Genauso ist der Streckenverlauf, wie Bulle und Bär. Nach einem längeren Anstieg kommen wir zum letzten Verpflegungspunkt am Schloßberg. Wir stärken uns mit Malzbier und jede Menge süßer Kalorien. Wildromantisch und wunderschön schlängelt sich der Weg zurück zum Startpunkt unseres Laufes und wir begeben uns auf die zweite Runde. Natürlich ist der Hunsrück nicht mit den Alpen zu vergleichen. Allzu große Höhenunterschiede sind deshalb nicht zu überwinden. Und so kommen wir gut auf dem Weg zurecht. Deutschlands schönster Fernwanderweg ist weder anspruchslos noch allzu anspruchsvoll.
Leider geht es Kay von Kilometer zu Kilometer schlechter. Er hat FieBÄR und somit die Schwerfälligkeit von einem Bären. Da hilft nur BÄRCoutching. Wir werden von anderen Läufern überholt und Kay erweist uns einen Bärendienst. Denn eigentlich sollte man sich viel mehr Zeit nehmen: zum Gucken, Entspannen, tief Eintauchen in die Wälder, dachte ich noch in der ersten Runde.
In der Bärengeschwindigkeit in der wir uns nun fortbewegen, habe ich alle Zeit dieser Welt. Ich nehme jede Menge der unterschiedlichsten Schmetterlinge wahr, aber auch Bienen. Eine falsche Bewegung, und der Bienenschwarm, der mich verfolgt, wird seine Stacheln zeigen.
Im Survival Guide für das deutsche Mittelgebirge lese ich: Ergreifen Sie die Flucht, statt um sich zu schlagen! Denn wilde Bewegungen machen die Insekten noch aggressiver. O.k. das kann ich machen, aber die nächste Empfehlung ist noch besser: „Tauchen Sie ab, wenn Sie nicht mehr rennen können, verstecken Sie sich unter Wasser“. Ständig werden wir nun von Bären üBÄRholt, gejagt und schließlich erlegt.
Man kann bei diesem Lauf nach einer vollendeten Runde „umsteigen“ auf eine andere Streckenlänge und wird für tatsächlich gelaufene Distanz gewertet. Unser Glück. So sind wir zwar nicht in der Ultrawertung aber auch dieser Marathon gilt als geschafft. Während einige Läufer sich auf ihre letzte Runde begeben, sitzen wir bereits im Ziel, wo alles andere als spektakulär die Siegerehrung stattfindet.
Wir trinken noch einen Kaffee mit einem Schuss Bärenmarke bevor wir uns auf den Heimweg machen. 43 Läufer haben die 3 Runden und damit genau 64,8 km mit 2700 HM beendet. Einer davon ist Joe. Von den Empfindungen der dritten Runde können wir hier leider nicht mehr berichten. Bei Joe könnt ihr das aber nachlesen, der sicherlich noch eine Menge SchaBÄRnack zu berichten hat. Und was ist der Unterschied zwischen einem Bär und einem Bärchen? Joe geht anschließend noch auf eine Party und ich ins Bett. In der Nacht sehe ich den Großen und den Kleinen Bär am Himmel.

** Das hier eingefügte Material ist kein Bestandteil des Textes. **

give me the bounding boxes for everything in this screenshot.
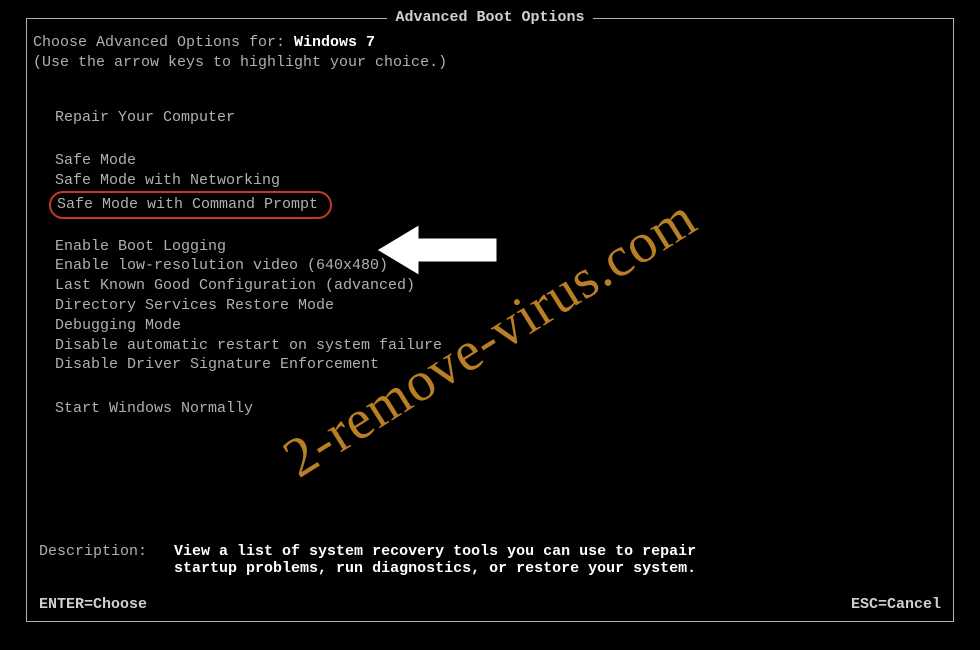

Unser Tipp: Der Lauf ist geprägt von 80% Single-Trailpfaden mit Treppen, Stegen, auf und über den Bärenfels-und vorbei an der Bärenfelshöhle! Dies ist kein Lauf von der Stange und neue Laufbekanntschaften sind garantiert. Ein liebevolles familiäres Ambiente bei der Familie Feller und dem Bärenfels-Team, kombiniert mit guter Unterkunft, Essen und einer doch knackigen Laufstrecke. Wir können euch diesen Lauf empfehlen. Und am 24. Dezember 2011 könnt ihr ja auch mal eure Familie einladen um am 10. Bärenfels-Heiligabendlauf mit den Streckenlängen 8,5 km oder dem Marathon teilzunehmen. Ich wette, das wird im Anschluss des Laufes eine friedliche Bescherung geben.